Arrive alors le Bon Sauvage, dont les dehors survoltés et effervescents feraient sursauter les Rousseauistes trop avachis. La frénésie monte d’un sérieux cran, et le vent de sauvagerie qu’elle fait souffler en cercles concentriques ravage tout sur son passage. Ce Sauvage a beau être Bon (très bon même, dans l’optique de cette « mauvaisitude langagière » professée par le trio), il n’est pas si docile et n’a aucunement l’intention de se faire domestiquer.
BEY.LER.BEY parle beaucoup, et a énormément de choses à dire, même – et surtout – quand il est Aphone. Dans un de ces paradoxes que seul ce trio peut générer, Aphone est du reste la pièce la plus étalée, couvrant pratiquement l’équivalent d’une face de 33 tours. Ce plat de résistance en forme de maqâm déviant se déploie dans un premier temps sur un mode languissant, mais pas moins déstabilisant. L’accordéon diffuse ses influx bourdonnants, tandis que la clarinette baguenaude sur un territoire dissonant. Et quand les percussions tissent leur tapis volant rythmique, chacun déroule son soliloque plaintif, doucereux, jusqu’à ce que tout ce beau monde se retrouve pour verser dans la complainte enflammée.

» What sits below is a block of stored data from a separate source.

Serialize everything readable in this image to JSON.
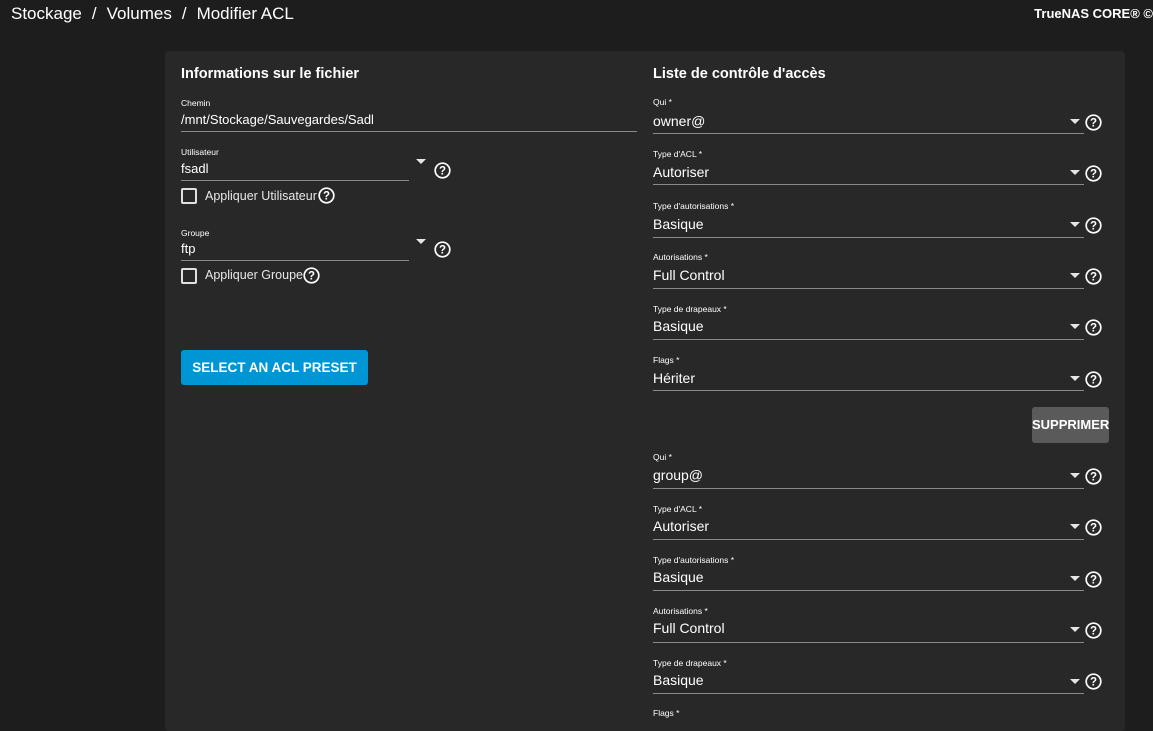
{
  "breadcrumb": [
    "Stockage",
    "Volumes",
    "Modifier ACL"
  ],
  "breadcrumb_separator": "/",
  "brand": "TrueNAS CORE® ©",
  "file_info": {
    "title": "Informations sur le fichier",
    "path_label": "Chemin",
    "path_value": "/mnt/Stockage/Sauvegardes/Sadl",
    "user_label": "Utilisateur",
    "user_value": "fsadl",
    "apply_user_label": "Appliquer Utilisateur",
    "group_label": "Groupe",
    "group_value": "ftp",
    "apply_group_label": "Appliquer Groupe",
    "preset_button": "SELECT AN ACL PRESET"
  },
  "acl": {
    "title": "Liste de contrôle d'accès",
    "delete_button": "SUPPRIMER",
    "entries": [
      {
        "who_label": "Qui *",
        "who": "owner@",
        "acl_type_label": "Type d'ACL *",
        "acl_type": "Autoriser",
        "perm_type_label": "Type d'autorisations *",
        "perm_type": "Basique",
        "perms_label": "Autorisations *",
        "perms": "Full Control",
        "flag_type_label": "Type de drapeaux *",
        "flag_type": "Basique",
        "flags_label": "Flags *",
        "flags": "Hériter"
      },
      {
        "who_label": "Qui *",
        "who": "group@",
        "acl_type_label": "Type d'ACL *",
        "acl_type": "Autoriser",
        "perm_type_label": "Type d'autorisations *",
        "perm_type": "Basique",
        "perms_label": "Autorisations *",
        "perms": "Full Control",
        "flag_type_label": "Type de drapeaux *",
        "flag_type": "Basique",
        "flags_label": "Flags *"
      }
    ]
  },
  "colors": {
    "background": "#1d1d1d",
    "card": "#282828",
    "primary_button": "#0095d5",
    "secondary_button": "#5a5a5a"
  },
  "icons": {
    "help": "help-circle-icon",
    "dropdown": "caret-down-icon",
    "checkbox": "checkbox-unchecked"
  }
}
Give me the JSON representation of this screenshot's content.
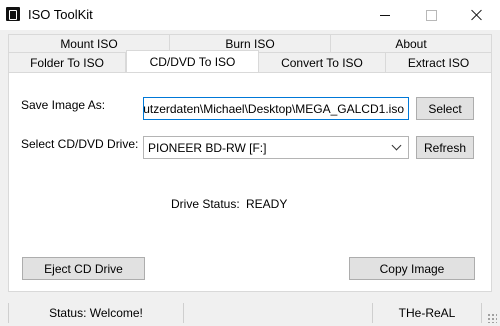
{
  "window": {
    "title": "ISO ToolKit"
  },
  "tabs": {
    "row_top": [
      "Mount ISO",
      "Burn ISO",
      "About"
    ],
    "row_bottom": [
      "Folder To ISO",
      "CD/DVD To ISO",
      "Convert To ISO",
      "Extract ISO"
    ],
    "active": "CD/DVD To ISO"
  },
  "panel": {
    "save_label": "Save Image As:",
    "save_value": "utzerdaten\\Michael\\Desktop\\MEGA_GALCD1.iso",
    "select_button": "Select",
    "drive_label": "Select CD/DVD Drive:",
    "drive_value": "PIONEER BD-RW  [F:]",
    "refresh_button": "Refresh",
    "status_label": "Drive Status:",
    "status_value": "READY",
    "eject_button": "Eject CD Drive",
    "copy_button": "Copy Image"
  },
  "statusbar": {
    "status": "Status: Welcome!",
    "credit": "THe-ReAL"
  },
  "icons": {
    "app": "app-icon",
    "minimize": "minimize-icon",
    "maximize": "maximize-icon",
    "close": "close-icon",
    "dropdown": "chevron-down-icon"
  }
}
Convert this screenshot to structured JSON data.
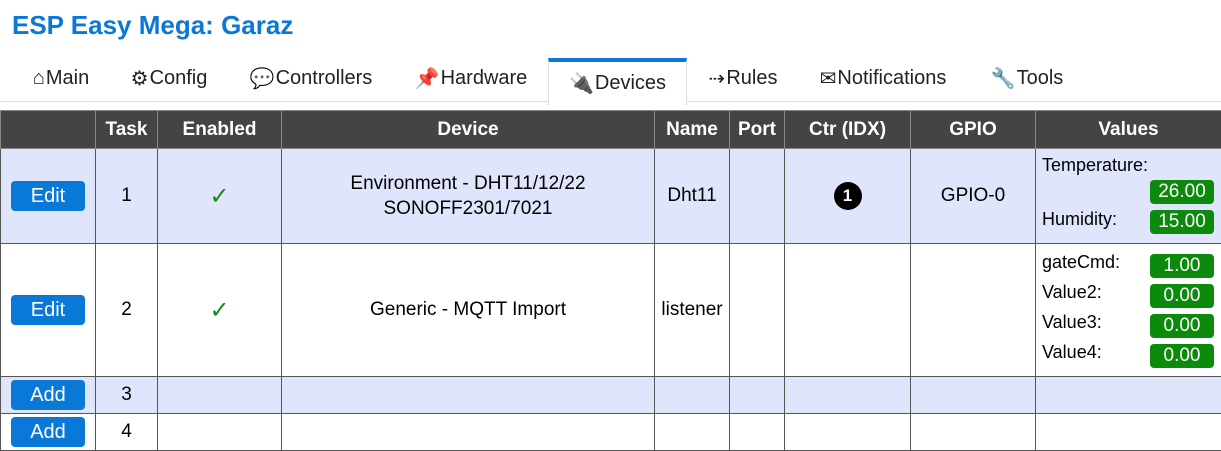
{
  "header": {
    "title": "ESP Easy Mega: Garaz"
  },
  "menu": {
    "tabs": [
      {
        "glyph": "⌂",
        "icon": "home-icon",
        "label": "Main"
      },
      {
        "glyph": "⚙",
        "icon": "gear-icon",
        "label": "Config"
      },
      {
        "glyph": "💬",
        "icon": "chat-icon",
        "label": "Controllers"
      },
      {
        "glyph": "📌",
        "icon": "pin-icon",
        "label": "Hardware"
      },
      {
        "glyph": "🔌",
        "icon": "plug-icon",
        "label": "Devices",
        "active": true
      },
      {
        "glyph": "⇢",
        "icon": "arrow-icon",
        "label": "Rules"
      },
      {
        "glyph": "✉",
        "icon": "envelope-icon",
        "label": "Notifications"
      },
      {
        "glyph": "🔧",
        "icon": "wrench-icon",
        "label": "Tools"
      }
    ]
  },
  "table": {
    "headers": [
      "",
      "Task",
      "Enabled",
      "Device",
      "Name",
      "Port",
      "Ctr (IDX)",
      "GPIO",
      "Values"
    ],
    "rows": [
      {
        "button": "Edit",
        "task": "1",
        "enabled": "✓",
        "device_line1": "Environment - DHT11/12/22",
        "device_line2": "SONOFF2301/7021",
        "name": "Dht11",
        "port": "",
        "ctr": "❶",
        "gpio": "GPIO-0",
        "values": [
          {
            "label": "Temperature:",
            "value": "26.00"
          },
          {
            "label": "Humidity:",
            "value": "15.00"
          }
        ]
      },
      {
        "button": "Edit",
        "task": "2",
        "enabled": "✓",
        "device_line1": "Generic - MQTT Import",
        "device_line2": "",
        "name": "listener",
        "port": "",
        "ctr": "",
        "gpio": "",
        "values": [
          {
            "label": "gateCmd:",
            "value": "1.00"
          },
          {
            "label": "Value2:",
            "value": "0.00"
          },
          {
            "label": "Value3:",
            "value": "0.00"
          },
          {
            "label": "Value4:",
            "value": "0.00"
          }
        ]
      },
      {
        "button": "Add",
        "task": "3"
      },
      {
        "button": "Add",
        "task": "4"
      }
    ]
  },
  "colors": {
    "accent": "#0a78d7",
    "value_badge": "#0b8a0b",
    "header_bg": "#444444",
    "row_alt": "#dfe5fa"
  }
}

La dernière pièce pourrait donner l’impression que cette Mauvaise Langue s’est retournée sept fois dans la bouche (de l’enfer), tant un climat funèbre s’exhale de ce Naufrage. N’allez cependant pas croire que BEY.LER.BEY a touché le fond. Comme il n’est pas du genre à pleurer sur son sort, il a tôt fait de s’adapter à sa condition de naufragé tripartite et de se remettre à brasser ses danses extatiques de derviches parleurs.
Dans le vaste champ de mines des musiques « balkanorientales », BEY.LER.BEY n’est pas du genre à marcher droit en collet monté et préfère s’esbaudir dans les chemins buissonniers contondants et tranchants. Son irrévérence jubilatoire est patente jusque dans les illustrations de ce digipack, en formes de planches de BD à l’esthétique quasi punk où l’humour n’est rien moins que caustique. Les palais de sultans y sont transformés en maisons d’horreur où le sang coule à flots et les têtes se coupent comme un rien. Gageons que le prochain album s’intitulera « Mauvais Goût »… En attendant, une Mauvaise Langue vaudra toujours mieux qu’une langue de bois.